Since additional coverage is so affordable, it’s best for all homeowners who have valuable jewelry or other special items to speak with their agent. Agents are able to make an assessment of what should be insured and provide valuable advice. As a general rule, Homeowners policies don’t assign specific limits on electronic devices aside from the overall limit for possessions. It’s best for homeowners to insure their valuable items in such a way as to ensure that replacement-value coverage is in place. To learn more about the various types of riders and affordable coverage options, contact our office today.

HOMEOWNERS INSURANCE & SOCIAL GATHERINGS

By Personal Perspective

Many homeowners enjoy throwing parties for holidays or special events. If a party is in the near future, be sure that individual Homeowners coverage is adequate. Guests who are injured might need to file an injury claim if their vehicle is damaged, if they fall down or if a pet bites them. Research shows that about 75% of adult homeowners who plan social gatherings in their homes do not have a personal umbrella policy. This makes them more vulnerable to lawsuits stemming from guests who suffer injuries. The same research study showed that the remainder of the homeowners surveyed did not know what type of coverage they had. This means it is likely that the percentage of homeowners who do not have adequate coverage is more than 75%. However, they should have this extra coverage to protect themselves from lawsuits. Although dog bites and falls are common, alcohol is one liability issue that is often overlooked but is very risky.
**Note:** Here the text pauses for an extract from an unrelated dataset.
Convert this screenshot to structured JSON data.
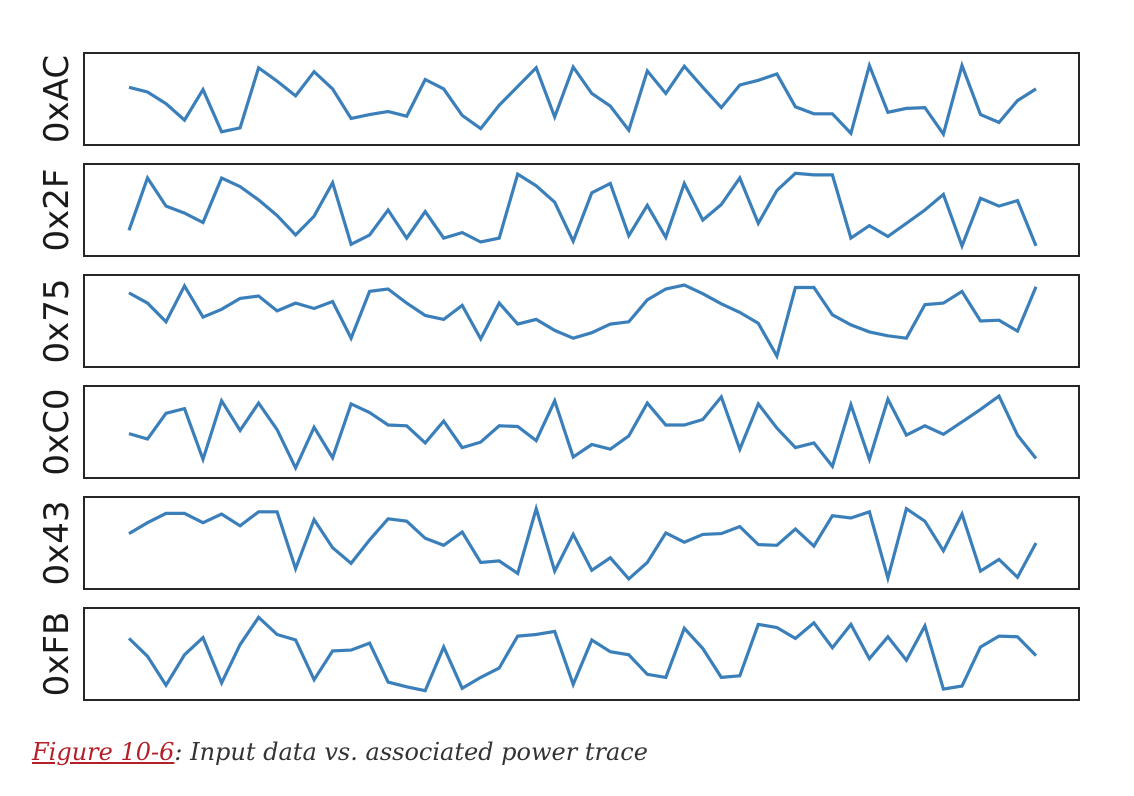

Alcoholic drinks are viewed as a way to relax and enjoy socializing. However, there is one sobering fact that many homeowners who plan to serve these drinks should know. In 30 states, homeowners might be responsible for damages arising from any auto accidents caused by their intoxicated guests who choose to drive home. In a research survey, more than 50% of homeowners said they agreed that party hosts should be responsible for their guests’ safety. However, very few took any steps to obtain adequate insurance coverage. The research study concluded that most people avoid purchasing a Personal Umbrella policy because they are under the impression that their regular Homeowners coverage provides adequate protection for such matters. Since many lawsuits include large awards and medical costs, it is easy for one incident to exceed the homeowners liability limits.
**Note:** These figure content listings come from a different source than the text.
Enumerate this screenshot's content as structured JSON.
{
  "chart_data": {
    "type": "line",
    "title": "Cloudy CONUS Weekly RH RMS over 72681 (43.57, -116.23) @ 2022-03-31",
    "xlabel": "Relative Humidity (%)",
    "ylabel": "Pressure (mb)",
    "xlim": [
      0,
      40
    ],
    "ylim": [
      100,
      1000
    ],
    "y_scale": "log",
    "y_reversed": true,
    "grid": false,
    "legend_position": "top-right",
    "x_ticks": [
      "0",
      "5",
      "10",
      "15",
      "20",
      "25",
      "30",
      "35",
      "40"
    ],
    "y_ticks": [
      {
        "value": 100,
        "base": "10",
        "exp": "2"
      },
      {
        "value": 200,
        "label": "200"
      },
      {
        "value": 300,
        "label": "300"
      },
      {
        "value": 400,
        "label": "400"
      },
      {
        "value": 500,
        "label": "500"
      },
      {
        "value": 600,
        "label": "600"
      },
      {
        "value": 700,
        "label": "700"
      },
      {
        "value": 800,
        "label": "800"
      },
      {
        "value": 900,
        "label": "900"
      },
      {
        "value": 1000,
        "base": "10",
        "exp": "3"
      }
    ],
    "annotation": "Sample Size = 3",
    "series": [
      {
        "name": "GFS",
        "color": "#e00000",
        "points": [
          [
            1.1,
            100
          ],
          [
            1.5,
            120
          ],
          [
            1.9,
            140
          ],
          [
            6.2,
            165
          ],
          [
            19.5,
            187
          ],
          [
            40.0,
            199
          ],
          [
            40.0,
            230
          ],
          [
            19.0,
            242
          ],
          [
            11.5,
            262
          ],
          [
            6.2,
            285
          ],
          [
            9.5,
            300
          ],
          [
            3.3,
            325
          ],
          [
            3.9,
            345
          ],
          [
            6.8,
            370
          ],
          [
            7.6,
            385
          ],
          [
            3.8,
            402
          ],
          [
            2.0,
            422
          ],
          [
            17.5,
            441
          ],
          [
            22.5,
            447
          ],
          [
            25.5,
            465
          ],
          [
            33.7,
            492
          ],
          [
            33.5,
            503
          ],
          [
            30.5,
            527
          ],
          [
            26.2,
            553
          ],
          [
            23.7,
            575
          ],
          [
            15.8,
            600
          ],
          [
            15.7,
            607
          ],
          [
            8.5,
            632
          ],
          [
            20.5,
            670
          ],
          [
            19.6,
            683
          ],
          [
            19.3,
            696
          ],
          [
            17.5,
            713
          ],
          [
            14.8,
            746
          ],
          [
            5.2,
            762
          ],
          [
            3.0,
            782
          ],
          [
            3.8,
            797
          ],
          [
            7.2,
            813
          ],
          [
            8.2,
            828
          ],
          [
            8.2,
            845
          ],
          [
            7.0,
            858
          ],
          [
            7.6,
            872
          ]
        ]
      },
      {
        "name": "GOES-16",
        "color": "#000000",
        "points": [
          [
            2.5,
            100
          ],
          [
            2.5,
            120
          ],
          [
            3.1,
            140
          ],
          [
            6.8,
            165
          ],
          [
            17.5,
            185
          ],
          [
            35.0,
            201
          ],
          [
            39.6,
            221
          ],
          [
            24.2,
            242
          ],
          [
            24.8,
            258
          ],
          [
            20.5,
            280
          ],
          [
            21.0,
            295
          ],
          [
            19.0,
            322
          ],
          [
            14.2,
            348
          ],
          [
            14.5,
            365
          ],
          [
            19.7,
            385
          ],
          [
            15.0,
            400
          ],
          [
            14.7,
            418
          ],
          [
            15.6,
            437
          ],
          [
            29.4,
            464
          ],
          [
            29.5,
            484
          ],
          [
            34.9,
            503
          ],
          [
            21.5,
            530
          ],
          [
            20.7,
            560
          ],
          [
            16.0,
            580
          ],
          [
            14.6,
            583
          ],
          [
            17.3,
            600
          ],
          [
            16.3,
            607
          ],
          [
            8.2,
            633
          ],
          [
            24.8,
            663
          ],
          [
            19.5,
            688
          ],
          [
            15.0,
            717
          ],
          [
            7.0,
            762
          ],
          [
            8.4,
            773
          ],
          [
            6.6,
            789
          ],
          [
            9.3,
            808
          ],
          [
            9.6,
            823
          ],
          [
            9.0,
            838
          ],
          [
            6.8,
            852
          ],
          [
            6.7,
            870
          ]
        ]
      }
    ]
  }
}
Homeowners must take two steps to ensure they are protected. First, it is imperative for them to contact a personal agent to discuss Umbrella policy options. It is also important to take the agent’s advice to avoid facing a costly lawsuit. The second step homeowners must take is to read the following suggestions, which are designed to reduce their risk of lawsuits from intoxicated party guests:

  • Instead of having the party at a personal residence, reserve space in a restaurant or bar that has a liquor license.
  • Ensure that there are filling food options and non-alcoholic beverage choices available.
  • To avoid trouble from party-crashing strangers, limit invitations to friends or familiar people.
  • For guests who appear drunk, provide transportation or overnight accommodations.
  • Avoid serving alcohol to guests who appear intoxicated.
  • Plan activities that draw attention away from drinking alcohol.
  • If several guests are expected at a home party, consider hiring an off-duty police officer to handle problems and discreetly monitor guests’ alcohol consumption.
  • Take away all alcoholic drinks at least one hour before the party is supposed to end.